À l’endroit où la péninsule rejoignait le
continent, Mustapha fit ériger trois lignes de fortifications,
en prévision de la contre-attaque française inévitable.
En
dépit de la résistance victorieuse d’Acre, les
Ottomans n’avaient toujours aucune envie de rencontrer Napoléon
en rase campagne. Après l’étrange victoire de
Bonaparte au mont Tabor, les pachas considéraient toute
éventualité de cette sorte comme autant de désastres
consommés d’avance. Mieux valait envahir d’abord
et creuser la terre, en espérant que les Français
viendraient mourir devant leurs tranchées. On pouvait voir les
premiers éclaireurs de Bonaparte rassembler des forces dans
les dunes qui dominaient la péninsule.
Sans
y être invité, je suggérai poliment à
Mustapha d’essayer d’établir la liaison avec la
résistance mamelouke de mon ami Ashraf et la cavalerie mobile
de Murad Bey.
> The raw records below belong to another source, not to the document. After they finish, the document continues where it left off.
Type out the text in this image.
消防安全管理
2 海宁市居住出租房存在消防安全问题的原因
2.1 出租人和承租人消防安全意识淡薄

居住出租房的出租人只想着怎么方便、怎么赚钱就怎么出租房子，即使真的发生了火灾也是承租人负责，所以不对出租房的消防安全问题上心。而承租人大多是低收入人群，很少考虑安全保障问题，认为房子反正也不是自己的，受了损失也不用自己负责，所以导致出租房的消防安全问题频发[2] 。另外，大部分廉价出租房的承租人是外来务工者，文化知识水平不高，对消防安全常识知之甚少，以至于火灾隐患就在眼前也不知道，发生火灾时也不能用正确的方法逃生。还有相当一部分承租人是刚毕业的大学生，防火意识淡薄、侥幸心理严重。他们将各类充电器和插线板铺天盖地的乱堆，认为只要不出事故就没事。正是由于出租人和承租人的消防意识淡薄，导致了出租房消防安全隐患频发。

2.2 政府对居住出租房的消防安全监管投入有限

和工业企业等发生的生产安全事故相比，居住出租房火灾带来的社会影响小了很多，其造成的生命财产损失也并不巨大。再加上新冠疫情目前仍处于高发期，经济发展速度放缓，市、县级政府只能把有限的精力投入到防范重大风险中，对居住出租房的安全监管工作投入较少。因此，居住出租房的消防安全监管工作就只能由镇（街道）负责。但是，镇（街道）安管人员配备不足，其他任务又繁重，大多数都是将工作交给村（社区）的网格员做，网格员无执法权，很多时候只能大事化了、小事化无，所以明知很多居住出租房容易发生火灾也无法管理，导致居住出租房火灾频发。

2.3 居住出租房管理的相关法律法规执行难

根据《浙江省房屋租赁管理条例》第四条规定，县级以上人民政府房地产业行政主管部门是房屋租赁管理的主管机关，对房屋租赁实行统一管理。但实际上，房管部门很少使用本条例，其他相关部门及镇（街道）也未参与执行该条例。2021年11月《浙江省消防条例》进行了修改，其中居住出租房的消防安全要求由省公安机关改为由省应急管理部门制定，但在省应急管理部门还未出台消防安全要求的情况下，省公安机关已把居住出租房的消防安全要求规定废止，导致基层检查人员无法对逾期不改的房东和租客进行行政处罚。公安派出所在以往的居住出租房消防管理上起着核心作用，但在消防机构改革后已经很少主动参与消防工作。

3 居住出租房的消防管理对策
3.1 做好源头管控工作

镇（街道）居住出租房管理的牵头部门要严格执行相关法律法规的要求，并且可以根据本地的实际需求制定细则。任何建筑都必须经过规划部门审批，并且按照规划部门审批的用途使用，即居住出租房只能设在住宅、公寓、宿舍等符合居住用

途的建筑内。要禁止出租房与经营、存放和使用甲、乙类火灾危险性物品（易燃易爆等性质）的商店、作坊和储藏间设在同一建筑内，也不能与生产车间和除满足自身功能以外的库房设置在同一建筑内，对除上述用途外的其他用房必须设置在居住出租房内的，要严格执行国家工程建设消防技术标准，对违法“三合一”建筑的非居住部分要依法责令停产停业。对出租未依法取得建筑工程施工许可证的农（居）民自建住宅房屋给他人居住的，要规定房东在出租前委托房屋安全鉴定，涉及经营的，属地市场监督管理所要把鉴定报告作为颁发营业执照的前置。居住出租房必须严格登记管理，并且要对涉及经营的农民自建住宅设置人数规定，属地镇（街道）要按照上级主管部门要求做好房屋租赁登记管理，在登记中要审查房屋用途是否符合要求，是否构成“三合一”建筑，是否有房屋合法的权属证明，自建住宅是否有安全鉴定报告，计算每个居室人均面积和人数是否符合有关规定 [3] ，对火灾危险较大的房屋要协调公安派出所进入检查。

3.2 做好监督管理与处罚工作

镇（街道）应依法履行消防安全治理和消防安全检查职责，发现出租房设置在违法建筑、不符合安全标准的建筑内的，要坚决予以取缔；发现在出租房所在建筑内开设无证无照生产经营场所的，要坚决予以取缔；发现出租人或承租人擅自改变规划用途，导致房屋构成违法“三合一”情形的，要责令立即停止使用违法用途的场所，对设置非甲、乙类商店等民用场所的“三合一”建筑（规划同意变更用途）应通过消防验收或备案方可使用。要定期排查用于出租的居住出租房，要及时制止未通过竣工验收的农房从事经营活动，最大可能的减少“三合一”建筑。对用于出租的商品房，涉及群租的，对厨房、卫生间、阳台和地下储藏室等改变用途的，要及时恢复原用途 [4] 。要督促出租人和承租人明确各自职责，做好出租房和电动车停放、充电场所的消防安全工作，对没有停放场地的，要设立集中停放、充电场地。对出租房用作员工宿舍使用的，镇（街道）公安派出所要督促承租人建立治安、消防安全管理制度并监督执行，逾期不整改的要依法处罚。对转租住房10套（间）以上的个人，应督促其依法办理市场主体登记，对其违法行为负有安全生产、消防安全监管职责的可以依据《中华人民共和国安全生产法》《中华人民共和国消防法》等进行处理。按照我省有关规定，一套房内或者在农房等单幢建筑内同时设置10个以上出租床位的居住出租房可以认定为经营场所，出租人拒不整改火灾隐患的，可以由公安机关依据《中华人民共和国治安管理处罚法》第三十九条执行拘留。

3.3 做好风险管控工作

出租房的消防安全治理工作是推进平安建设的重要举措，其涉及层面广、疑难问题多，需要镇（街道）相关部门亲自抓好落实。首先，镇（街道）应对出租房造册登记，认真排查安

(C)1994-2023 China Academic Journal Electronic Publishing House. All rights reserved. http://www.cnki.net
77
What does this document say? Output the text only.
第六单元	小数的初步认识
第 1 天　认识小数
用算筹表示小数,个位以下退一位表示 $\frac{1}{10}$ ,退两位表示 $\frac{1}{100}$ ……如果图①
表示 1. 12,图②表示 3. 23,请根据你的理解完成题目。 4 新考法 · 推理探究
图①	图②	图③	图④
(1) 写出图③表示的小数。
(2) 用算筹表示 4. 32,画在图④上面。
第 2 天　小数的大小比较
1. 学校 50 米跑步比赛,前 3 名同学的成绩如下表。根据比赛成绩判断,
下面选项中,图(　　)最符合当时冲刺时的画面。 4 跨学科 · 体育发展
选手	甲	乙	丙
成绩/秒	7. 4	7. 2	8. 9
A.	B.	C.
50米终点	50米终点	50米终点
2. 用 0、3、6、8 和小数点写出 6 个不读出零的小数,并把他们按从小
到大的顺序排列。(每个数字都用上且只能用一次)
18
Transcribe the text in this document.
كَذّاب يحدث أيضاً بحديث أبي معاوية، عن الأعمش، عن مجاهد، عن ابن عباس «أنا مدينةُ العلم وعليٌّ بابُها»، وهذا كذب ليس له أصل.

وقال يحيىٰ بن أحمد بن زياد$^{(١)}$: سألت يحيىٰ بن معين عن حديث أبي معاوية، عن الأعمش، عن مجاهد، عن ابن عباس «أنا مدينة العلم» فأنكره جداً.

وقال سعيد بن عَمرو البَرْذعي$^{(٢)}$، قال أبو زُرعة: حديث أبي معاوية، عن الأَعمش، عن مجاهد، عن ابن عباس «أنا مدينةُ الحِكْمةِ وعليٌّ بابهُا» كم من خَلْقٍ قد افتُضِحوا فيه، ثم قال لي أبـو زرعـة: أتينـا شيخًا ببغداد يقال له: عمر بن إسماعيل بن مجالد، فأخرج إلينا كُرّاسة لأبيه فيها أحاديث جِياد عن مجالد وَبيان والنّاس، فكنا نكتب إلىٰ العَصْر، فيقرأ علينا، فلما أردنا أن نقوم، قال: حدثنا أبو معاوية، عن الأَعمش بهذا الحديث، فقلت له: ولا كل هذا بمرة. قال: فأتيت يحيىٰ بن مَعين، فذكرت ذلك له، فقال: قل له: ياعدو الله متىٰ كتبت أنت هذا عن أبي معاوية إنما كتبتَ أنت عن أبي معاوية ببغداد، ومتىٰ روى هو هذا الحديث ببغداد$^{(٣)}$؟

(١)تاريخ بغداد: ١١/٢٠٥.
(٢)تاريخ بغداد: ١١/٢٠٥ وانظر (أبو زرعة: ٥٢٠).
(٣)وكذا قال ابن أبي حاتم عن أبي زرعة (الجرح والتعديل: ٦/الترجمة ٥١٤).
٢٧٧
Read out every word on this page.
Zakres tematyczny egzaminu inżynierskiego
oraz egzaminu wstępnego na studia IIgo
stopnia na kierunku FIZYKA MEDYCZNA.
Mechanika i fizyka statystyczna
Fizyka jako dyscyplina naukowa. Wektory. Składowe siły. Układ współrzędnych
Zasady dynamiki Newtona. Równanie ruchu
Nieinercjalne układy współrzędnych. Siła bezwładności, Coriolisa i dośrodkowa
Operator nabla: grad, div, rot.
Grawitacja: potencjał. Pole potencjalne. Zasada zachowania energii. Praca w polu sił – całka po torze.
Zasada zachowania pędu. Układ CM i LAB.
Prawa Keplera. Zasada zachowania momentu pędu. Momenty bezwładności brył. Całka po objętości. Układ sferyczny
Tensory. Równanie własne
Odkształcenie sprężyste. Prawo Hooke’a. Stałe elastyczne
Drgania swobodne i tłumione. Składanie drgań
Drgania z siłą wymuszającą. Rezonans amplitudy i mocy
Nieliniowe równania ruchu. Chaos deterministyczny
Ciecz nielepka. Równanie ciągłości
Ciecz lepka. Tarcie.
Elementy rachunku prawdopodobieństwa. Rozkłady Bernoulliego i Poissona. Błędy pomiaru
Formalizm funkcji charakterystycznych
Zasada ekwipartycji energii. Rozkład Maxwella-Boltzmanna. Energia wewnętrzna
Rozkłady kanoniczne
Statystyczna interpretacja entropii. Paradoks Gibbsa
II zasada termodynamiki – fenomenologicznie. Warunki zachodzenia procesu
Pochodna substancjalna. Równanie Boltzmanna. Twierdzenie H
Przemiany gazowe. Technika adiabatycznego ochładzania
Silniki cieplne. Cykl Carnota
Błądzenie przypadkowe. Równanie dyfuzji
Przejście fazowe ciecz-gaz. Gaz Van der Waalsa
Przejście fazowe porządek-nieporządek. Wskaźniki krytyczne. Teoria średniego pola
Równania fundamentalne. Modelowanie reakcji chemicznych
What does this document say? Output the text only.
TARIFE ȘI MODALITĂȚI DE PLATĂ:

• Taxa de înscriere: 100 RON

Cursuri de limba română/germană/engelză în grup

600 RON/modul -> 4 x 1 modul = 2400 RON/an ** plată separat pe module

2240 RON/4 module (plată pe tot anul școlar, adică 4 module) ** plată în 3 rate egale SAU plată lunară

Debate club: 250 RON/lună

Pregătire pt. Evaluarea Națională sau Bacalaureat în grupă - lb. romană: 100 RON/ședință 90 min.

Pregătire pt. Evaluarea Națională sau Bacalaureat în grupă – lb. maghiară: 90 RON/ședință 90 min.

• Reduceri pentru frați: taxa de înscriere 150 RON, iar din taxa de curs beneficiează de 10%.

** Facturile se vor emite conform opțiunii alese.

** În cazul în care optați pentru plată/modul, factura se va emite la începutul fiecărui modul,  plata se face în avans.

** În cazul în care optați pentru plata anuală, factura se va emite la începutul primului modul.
La rumeur courait que Murad avait osé pousser
une pointe jusqu’à la Grande Pyramide et grimper à
son sommet pour émettre, à l’aide d’un
miroir, des signaux destinés à son épouse
retenue au Caire, en captivité. C’était le geste
d’un chef audacieux, et je pensais que les Turcs feraient mieux
sous son commandement que sous la prudente égide de Mustapha.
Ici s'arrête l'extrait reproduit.